HABEAS CORPUS Nº 204.568 - RS (2011⁄0089706-3)

IMPETRANTE

:

CLEOMIR DE OLIVEIRA CARRÃO - DEFENSORA PÚBLICA

IMPETRADO

:

TRIBUNAL DE JUSTIÇA DO ESTADO DO RIO GRANDE DO SUL

PACIENTE

:

WILLIAM GONÇALVES DA SILVEIRA

ADVOGADO

:

ADRIANO CARLOS OLIVEIRA SILVA - DEFENSOR PÚBLICO DA UNIÃO

RELATÓRIO

A EXMA. SRA. MINISTRA LAURITA VAZ:

Trata-se de habeas corpus, com pedido liminar, impetrado em favor de WILLIAM GONÇALVES DA SILVEIRA, condenado à pena de 1 (um) ano e 8 (oito) meses de reclusão, em regime inicial fechado, como incurso no art. 33 da Lei n.º 11.343⁄2006, em face do Tribunal de Justiça do Estado do Rio Grande do Sul.

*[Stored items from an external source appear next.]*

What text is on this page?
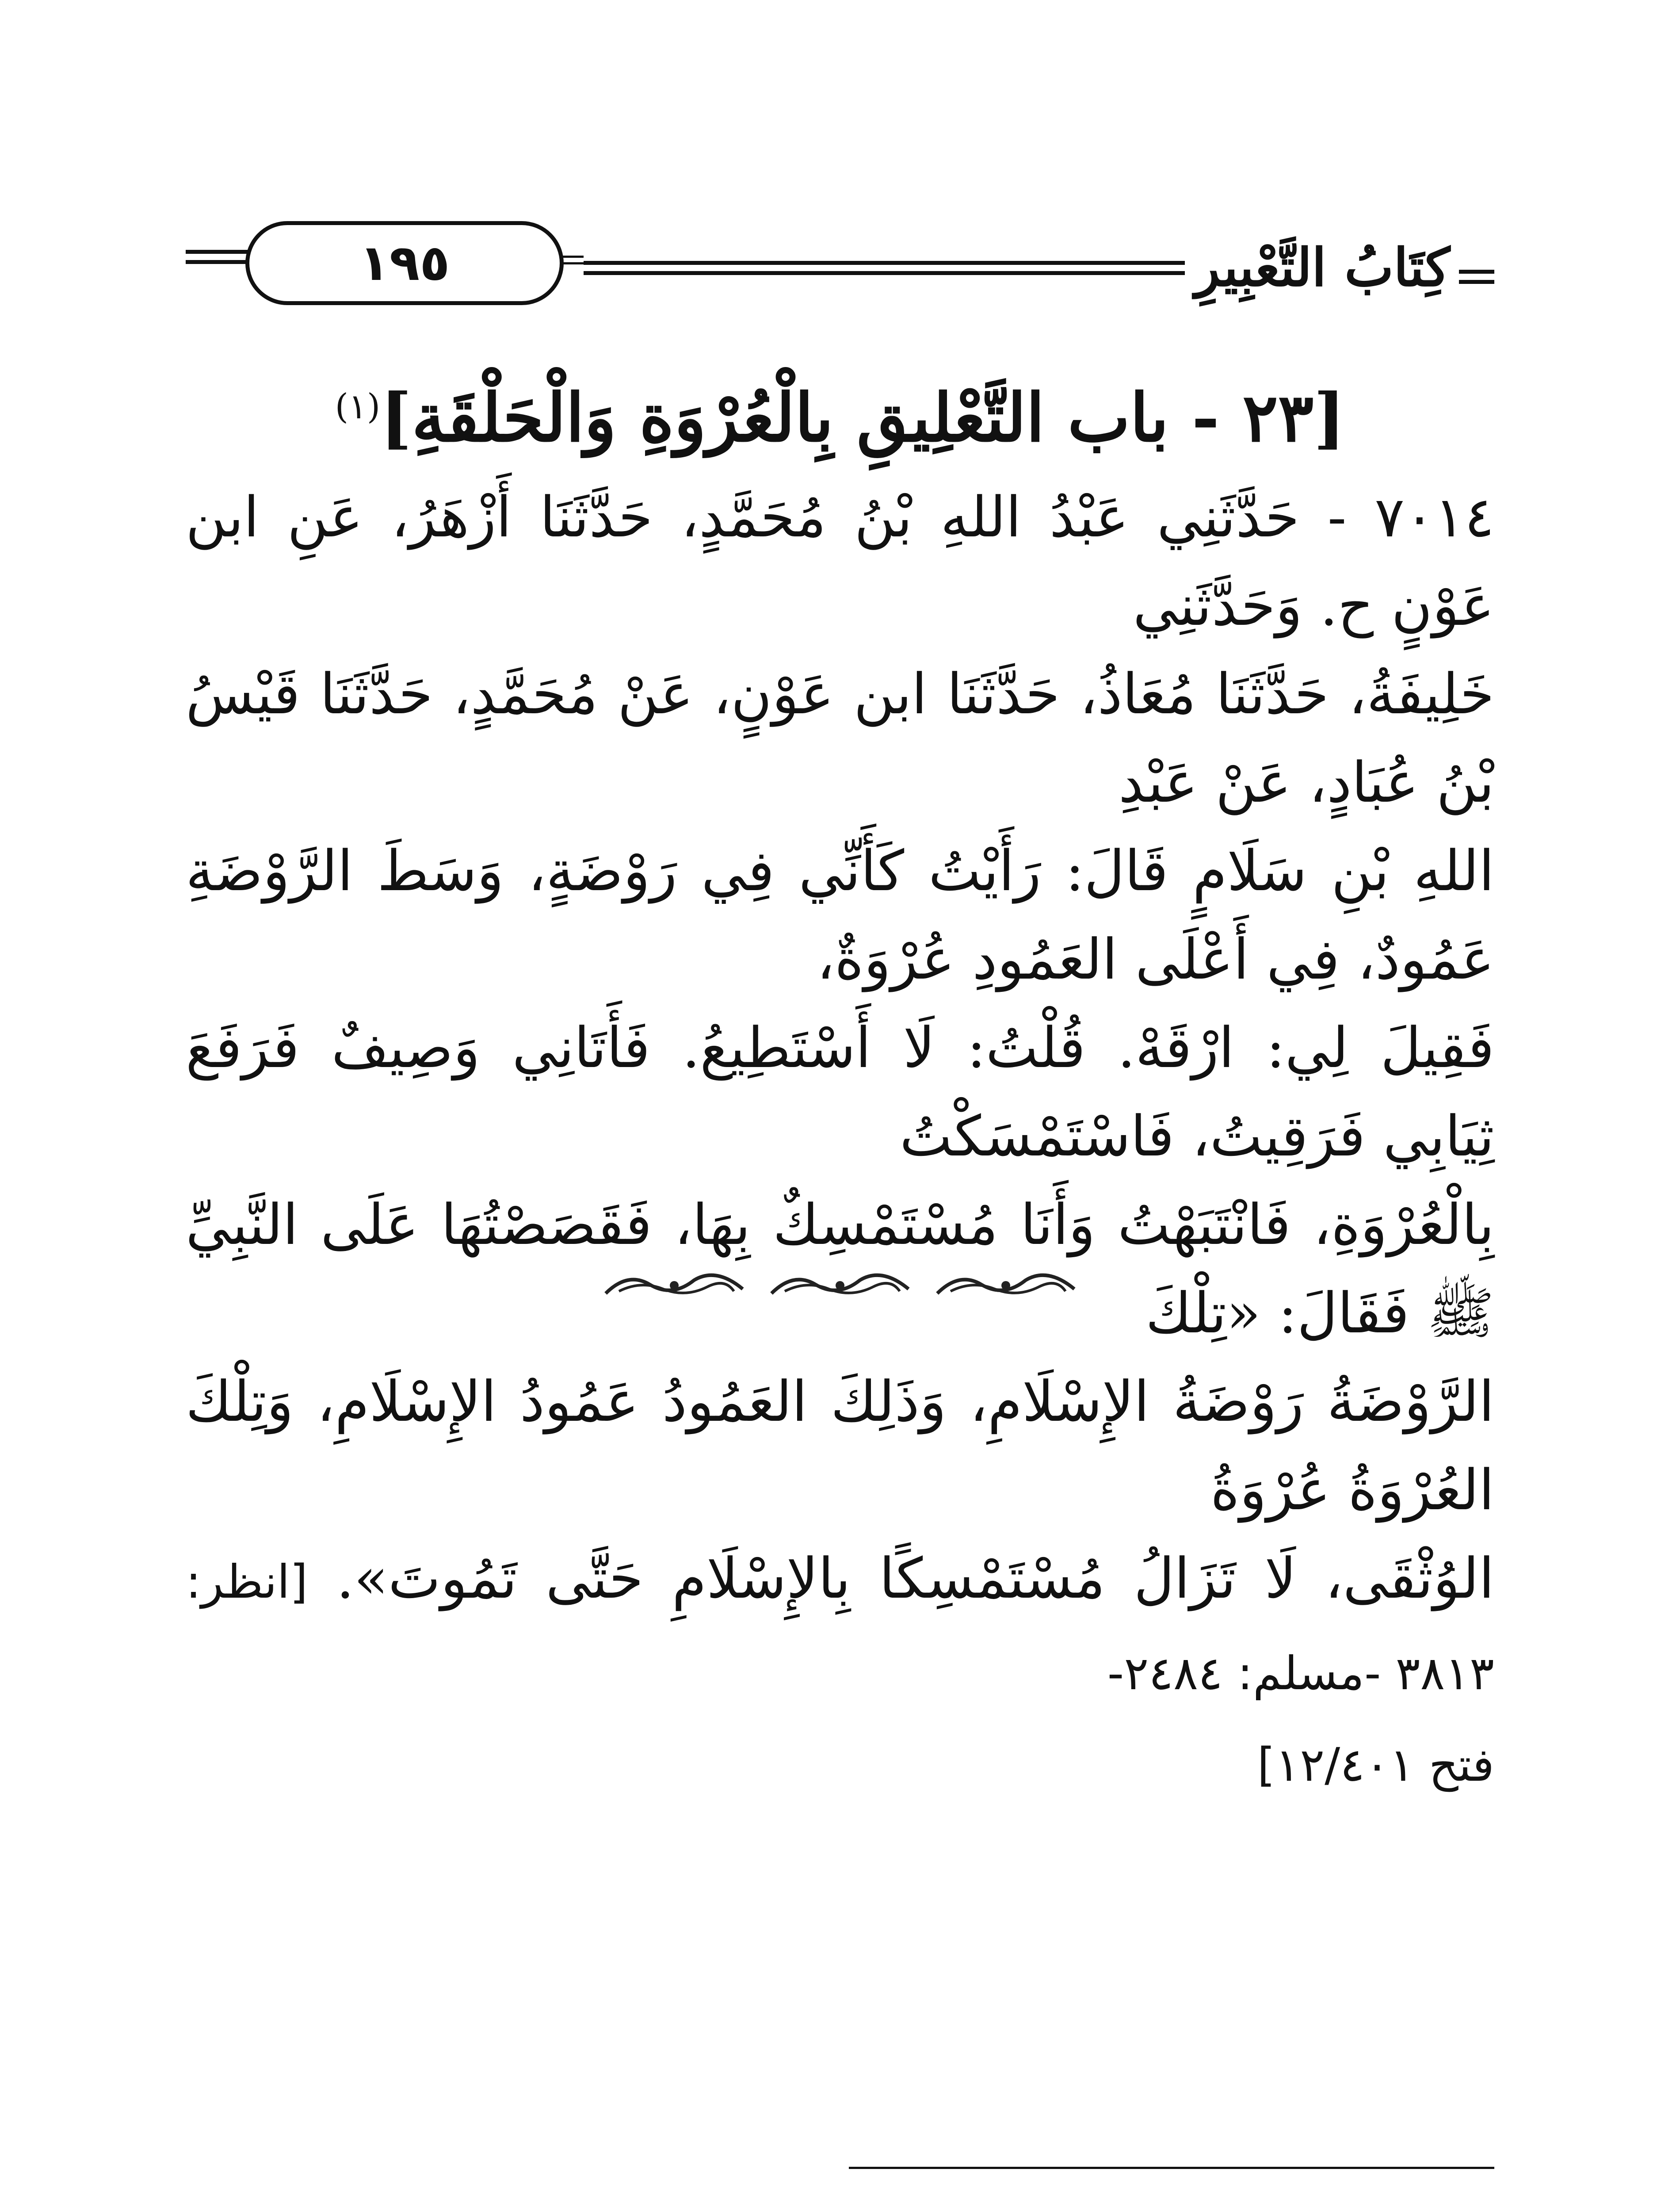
١٩٥	كِتَابُ التَّعْبِيرِ
[٢٣ - باب التَّعْلِيقِ بِالْعُرْوَةِ وَالْحَلْقَةِ]$^{(١)}$

٧٠١٤ - حَدَّثَنِي عَبْدُ اللهِ بْنُ مُحَمَّدٍ، حَدَّثَنَا أَزْهَرُ، عَنِ ابن عَوْنٍ ح. وَحَدَّثَنِي

خَلِيفَةُ، حَدَّثَنَا مُعَاذُ، حَدَّثَنَا ابن عَوْنٍ، عَنْ مُحَمَّدٍ، حَدَّثَنَا قَيْسُ بْنُ عُبَادٍ، عَنْ عَبْدِ

اللهِ بْنِ سَلَامٍ قَالَ: رَأَيْتُ كَأَنِّي فِي رَوْضَةٍ، وَسَطَ الرَّوْضَةِ عَمُودٌ، فِي أَعْلَى العَمُودِ عُرْوَةٌ،

فَقِيلَ لِي: ارْقَهْ. قُلْتُ: لَا أَسْتَطِيعُ. فَأَتَانِي وَصِيفٌ فَرَفَعَ ثِيَابِي فَرَقِيتُ، فَاسْتَمْسَكْتُ

بِالْعُرْوَةِ، فَانْتَبَهْتُ وَأَنَا مُسْتَمْسِكٌ بِهَا، فَقَصَصْتُهَا عَلَى النَّبِيِّ ﷺ فَقَالَ: «تِلْكَ

الرَّوْضَةُ رَوْضَةُ الإِسْلَامِ، وَذَلِكَ العَمُودُ عَمُودُ الإِسْلَامِ، وَتِلْكَ العُرْوَةُ عُرْوَةُ

الوُثْقَى، لَا تَزَالُ مُسْتَمْسِكًا بِالإِسْلَامِ حَتَّى تَمُوتَ». [انظر: ٣٨١٣ -مسلم: ٢٤٨٤-

فتح ١٢/٤٠١]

Busca-se, no presente writ, em suma, a concessão do benefício da substituição da pena privativa de liberdade por restritivas de direitos e a fixação do regime prisional aberto.

O pedido liminar foi indeferido nos termos da decisão de fl. 83.

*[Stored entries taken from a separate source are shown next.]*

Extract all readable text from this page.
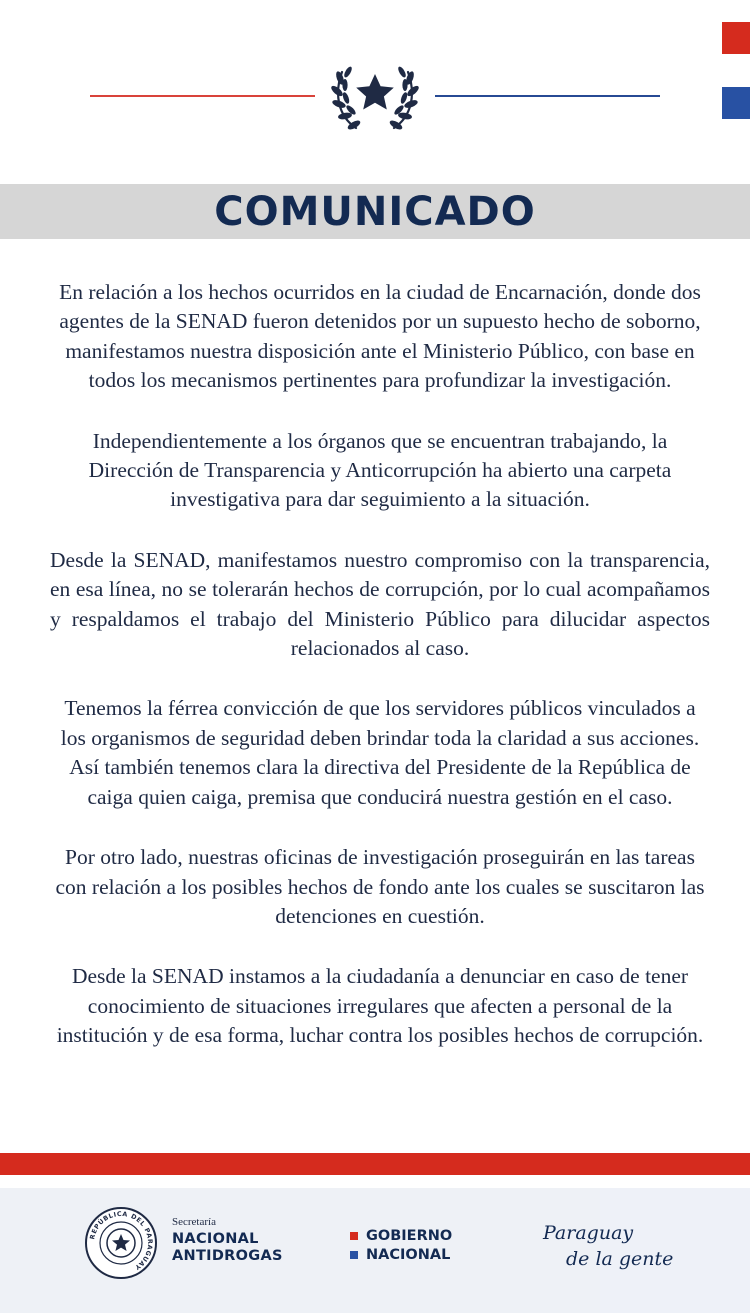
COMUNICADO

En relación a los hechos ocurridos en la ciudad de Encarnación, donde dos agentes de la SENAD fueron detenidos por un supuesto hecho de soborno, manifestamos nuestra disposición ante el Ministerio Público, con base en todos los mecanismos pertinentes para profundizar la investigación.

Independientemente a los órganos que se encuentran trabajando, la Dirección de Transparencia y Anticorrupción ha abierto una carpeta investigativa para dar seguimiento a la situación.

Desde la SENAD, manifestamos nuestro compromiso con la transparencia, en esa línea, no se tolerarán hechos de corrupción, por lo cual acompañamos y respaldamos el trabajo del Ministerio Público para dilucidar aspectos relacionados al caso.

Tenemos la férrea convicción de que los servidores públicos vinculados a los organismos de seguridad deben brindar toda la claridad a sus acciones. Así también tenemos clara la directiva del Presidente de la República de caiga quien caiga, premisa que conducirá nuestra gestión en el caso.

Por otro lado, nuestras oficinas de investigación proseguirán en las tareas con relación a los posibles hechos de fondo ante los cuales se suscitaron las detenciones en cuestión.

Desde la SENAD instamos a la ciudadanía a denunciar en caso de tener conocimiento de situaciones irregulares que afecten a personal de la institución y de esa forma, luchar contra los posibles hechos de corrupción.

REPÚBLICA DEL PARAGUAY
Secretaría
NACIONAL
ANTIDROGAS
GOBIERNO
NACIONAL
Paraguay
de la gente
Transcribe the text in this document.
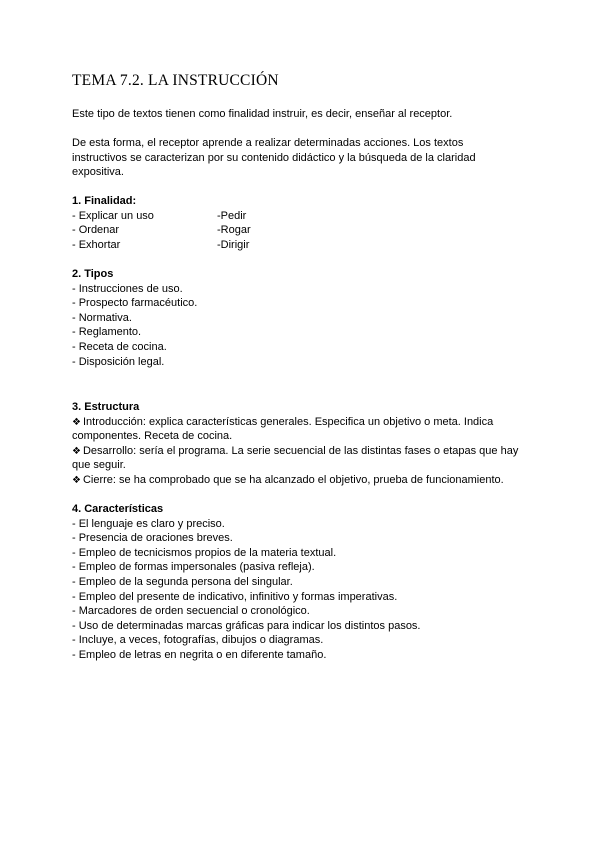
TEMA 7.2. LA INSTRUCCIÓN
Este tipo de textos tienen como finalidad instruir, es decir, enseñar al receptor.
De esta forma, el receptor aprende a realizar determinadas acciones. Los textos instructivos se caracterizan por su contenido didáctico y la búsqueda de la claridad expositiva.
1. Finalidad:
- Explicar un uso	-Pedir
- Ordenar	-Rogar
- Exhortar	-Dirigir
2. Tipos
- Instrucciones de uso.
- Prospecto farmacéutico.
- Normativa.
- Reglamento.
- Receta de cocina.
- Disposición legal.
3. Estructura
❖ Introducción: explica características generales. Especifica un objetivo o meta. Indica
componentes. Receta de cocina.
❖ Desarrollo: sería el programa. La serie secuencial de las distintas fases o etapas que hay
que seguir.
❖ Cierre: se ha comprobado que se ha alcanzado el objetivo, prueba de funcionamiento.
4. Características
- El lenguaje es claro y preciso.
- Presencia de oraciones breves.
- Empleo de tecnicismos propios de la materia textual.
- Empleo de formas impersonales (pasiva refleja).
- Empleo de la segunda persona del singular.
- Empleo del presente de indicativo, infinitivo y formas imperativas.
- Marcadores de orden secuencial o cronológico.
- Uso de determinadas marcas gráficas para indicar los distintos pasos.
- Incluye, a veces, fotografías, dibujos o diagramas.
- Empleo de letras en negrita o en diferente tamaño.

Por estarem os autos devidamente instruídos, foram dispensadas as informações do Órgão Jurisdicional Impetrado.

O Ministério Público Federal manifestou-se às fls. 93⁄94, opinando pela concessão da ordem.

É o relatório.

HABEAS CORPUS Nº 204.568 - RS (2011⁄0089706-3)

EMENTA

HABEAS CORPUS. PENAL. CRIME DE TRÁFICO ILÍCITO DE DROGAS. SUBSTITUIÇÃO DA PENA PRIVATIVA DE LIBERDADE POR SANÇÕES RESTRITIVAS DE DIREITOS. POSSIBILIDADE, EM TESE. RESOLUÇÃO N.º 05⁄2012, DO SENADO FEDERAL. REGIME PRISIONAL FECHADO. OBRIGATORIEDADE, NA HIPÓTESE DE COMETIMENTO APÓS A LEI N.º 11.464⁄2007. MITIGAÇÃO DO REGIME PRISIONAL ADMITIDA, ENTRETANTO, QUANDO, APLICADA A CAUSA ESPECIAL DE DIMINUIÇÃO PREVISTA NO § 4.º DO ART. 33 DA LEI N.º 11.343⁄06, FOR SUBSTITUÍDA A PENA CORPORAL POR RESTRITIVA DE DIREITOS. ORDEM DE HABEAS CORPUS CONCEDIDA.

1. O Paciente, preso em flagrante delito em 14⁄05⁄2010, com 3,85g de "crack", foi condenado às penas de 01 ano e 08 meses de reclusão, em regime inicial fechado, e 166 dias-multa, como incurso no art. 33, caput e § 4.º, da Lei n.º 11.343⁄2006.

2. O Plenário do Supremo Tribunal Federal, no julgamento do HC n.° 97.256⁄RS, Rel. Min. AYRES BRITTO, declarou, incidentalmente, a inconstitucionalidade da proibição da conversão da pena privativa de liberdade em restritivas de direitos, o que resultou na edição da Resolução n.º 05⁄2012, do Senado Federal, na qual foi suspensa a execução da parte final do art. 33, § 4.º, da Lei n.º 11.343⁄2006.

3. O regime inicial fechado é obrigatório aos condenados pelo crime de tráfico de drogas cometido após a publicação da Lei n.º 11.464, de 29 de março de 2007, que deu nova redação ao § 1.º do art. 2.º da Lei 8.072⁄90. Contudo, é possível a fixação de regime prisional mais brando, quando, aplicada a causa especial de diminuição prevista no § 4.º do art. 33 da lei n.º 11.343⁄2006, for substituída a pena privativa de liberdade por restritiva de direitos, a fim de adequar a reprimenda ao benefício concedido, em observância aos princípios da proporcionalidade e da razoabilidade na aplicação da sanção penal, evitando-se o encarceramento desnecessário. Precedentes desta Corte e do Supremo Tribunal Federal.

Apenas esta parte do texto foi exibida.